Monday, December 4, 2006

Sunday Morning

My mother slides her stocking feet into her navy rubber gardening clogs, jogs outside to the front sidewalk to collect the Sunday Times. Her breath billows around her, a frothy cloud of late February white.
We sit at the kitchen table, her feet propped up on the seat of my chair. She takes Sunday Styles, I take Arts & Leisure. We listen to NPR in the background, occasionally making comment on this year’s Oscar nominees or the latest speed skating scandal in the Winter Olympics. But mostly the time passes quietly. The minutes are defined by this quiet – just the crunching of our favorite breakfast food, mushrooms on garlic toast, or the gentle slurping sound as we sip at our coffee.

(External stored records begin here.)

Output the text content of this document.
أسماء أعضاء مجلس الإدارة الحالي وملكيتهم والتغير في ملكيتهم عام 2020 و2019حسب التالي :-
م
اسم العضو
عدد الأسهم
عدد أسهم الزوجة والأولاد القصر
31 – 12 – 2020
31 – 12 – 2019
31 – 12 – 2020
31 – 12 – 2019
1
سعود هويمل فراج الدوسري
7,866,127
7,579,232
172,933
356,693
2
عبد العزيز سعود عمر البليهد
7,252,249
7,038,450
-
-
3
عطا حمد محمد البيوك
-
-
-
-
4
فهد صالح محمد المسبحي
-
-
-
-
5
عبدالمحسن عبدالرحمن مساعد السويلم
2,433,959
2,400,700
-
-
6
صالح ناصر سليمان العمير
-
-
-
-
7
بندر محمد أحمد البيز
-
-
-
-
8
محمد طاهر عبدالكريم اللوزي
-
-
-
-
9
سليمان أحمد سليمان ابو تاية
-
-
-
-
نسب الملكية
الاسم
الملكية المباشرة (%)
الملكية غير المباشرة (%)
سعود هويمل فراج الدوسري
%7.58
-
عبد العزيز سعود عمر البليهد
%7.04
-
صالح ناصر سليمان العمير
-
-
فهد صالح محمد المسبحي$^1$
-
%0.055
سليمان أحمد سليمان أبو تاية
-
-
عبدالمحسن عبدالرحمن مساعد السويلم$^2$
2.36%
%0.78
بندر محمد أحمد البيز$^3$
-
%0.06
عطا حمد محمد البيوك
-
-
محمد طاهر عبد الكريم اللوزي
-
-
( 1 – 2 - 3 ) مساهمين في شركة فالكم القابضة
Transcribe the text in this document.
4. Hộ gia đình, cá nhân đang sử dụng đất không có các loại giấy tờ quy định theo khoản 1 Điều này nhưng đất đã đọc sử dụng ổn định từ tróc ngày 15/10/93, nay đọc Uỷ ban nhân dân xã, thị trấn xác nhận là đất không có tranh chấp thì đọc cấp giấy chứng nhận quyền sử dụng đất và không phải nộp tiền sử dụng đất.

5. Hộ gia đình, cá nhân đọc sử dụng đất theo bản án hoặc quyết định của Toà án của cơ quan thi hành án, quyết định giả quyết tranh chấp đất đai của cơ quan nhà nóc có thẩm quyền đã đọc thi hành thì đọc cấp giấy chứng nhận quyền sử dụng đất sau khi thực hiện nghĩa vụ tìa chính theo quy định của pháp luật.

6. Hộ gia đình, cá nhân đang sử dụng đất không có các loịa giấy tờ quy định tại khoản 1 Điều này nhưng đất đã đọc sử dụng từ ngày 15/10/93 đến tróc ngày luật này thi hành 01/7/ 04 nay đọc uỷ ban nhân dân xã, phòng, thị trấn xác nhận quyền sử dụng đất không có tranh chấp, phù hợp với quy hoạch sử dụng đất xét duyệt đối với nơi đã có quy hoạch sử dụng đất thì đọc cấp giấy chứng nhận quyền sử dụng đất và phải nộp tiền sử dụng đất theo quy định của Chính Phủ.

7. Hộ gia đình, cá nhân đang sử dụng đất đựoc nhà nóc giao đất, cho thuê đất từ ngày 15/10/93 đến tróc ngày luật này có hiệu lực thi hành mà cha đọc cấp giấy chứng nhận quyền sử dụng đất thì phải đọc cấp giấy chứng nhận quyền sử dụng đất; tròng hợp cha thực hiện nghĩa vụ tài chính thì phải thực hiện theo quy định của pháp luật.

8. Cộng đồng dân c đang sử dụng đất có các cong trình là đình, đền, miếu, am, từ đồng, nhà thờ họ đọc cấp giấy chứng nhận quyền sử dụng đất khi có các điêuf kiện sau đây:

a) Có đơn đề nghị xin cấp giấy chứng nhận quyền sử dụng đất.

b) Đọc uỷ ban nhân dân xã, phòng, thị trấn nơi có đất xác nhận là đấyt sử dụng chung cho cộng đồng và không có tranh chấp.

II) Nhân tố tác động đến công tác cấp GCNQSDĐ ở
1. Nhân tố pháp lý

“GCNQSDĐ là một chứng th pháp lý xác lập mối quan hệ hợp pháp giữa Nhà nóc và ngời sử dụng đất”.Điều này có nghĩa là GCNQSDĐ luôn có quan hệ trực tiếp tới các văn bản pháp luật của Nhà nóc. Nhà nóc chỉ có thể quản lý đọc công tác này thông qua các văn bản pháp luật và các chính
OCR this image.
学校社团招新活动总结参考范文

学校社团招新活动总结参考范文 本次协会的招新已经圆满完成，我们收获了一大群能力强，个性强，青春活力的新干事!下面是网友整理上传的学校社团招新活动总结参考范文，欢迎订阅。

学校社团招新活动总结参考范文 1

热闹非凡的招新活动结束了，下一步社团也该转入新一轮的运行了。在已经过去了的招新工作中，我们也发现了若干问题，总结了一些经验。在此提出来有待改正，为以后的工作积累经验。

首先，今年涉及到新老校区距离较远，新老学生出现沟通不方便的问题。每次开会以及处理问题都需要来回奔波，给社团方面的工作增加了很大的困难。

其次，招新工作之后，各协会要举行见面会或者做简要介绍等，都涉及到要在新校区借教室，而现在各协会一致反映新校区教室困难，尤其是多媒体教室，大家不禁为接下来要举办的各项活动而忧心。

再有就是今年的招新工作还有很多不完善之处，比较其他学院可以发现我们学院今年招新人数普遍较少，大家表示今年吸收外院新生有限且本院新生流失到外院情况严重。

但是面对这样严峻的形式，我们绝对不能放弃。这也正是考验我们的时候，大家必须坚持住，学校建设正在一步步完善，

I finish an article on a new HBO series; share what I’ve read with her. She likes to read the wedding announcements, and we often end up shoulder-to-shoulder, playfully debating which couples look more like siblings than newlyweds.
As the rest of the house wakes, the sizzling of cooking breakfast cautiously intrudes. Someone flips off the radio; turns on the CD player. Our attention is now focused elsewhere, but peacefully so. The moment has passed, usually without comment. These are the moments when the line between mother and daughter seems vague, and we are more like sisters, more like friends.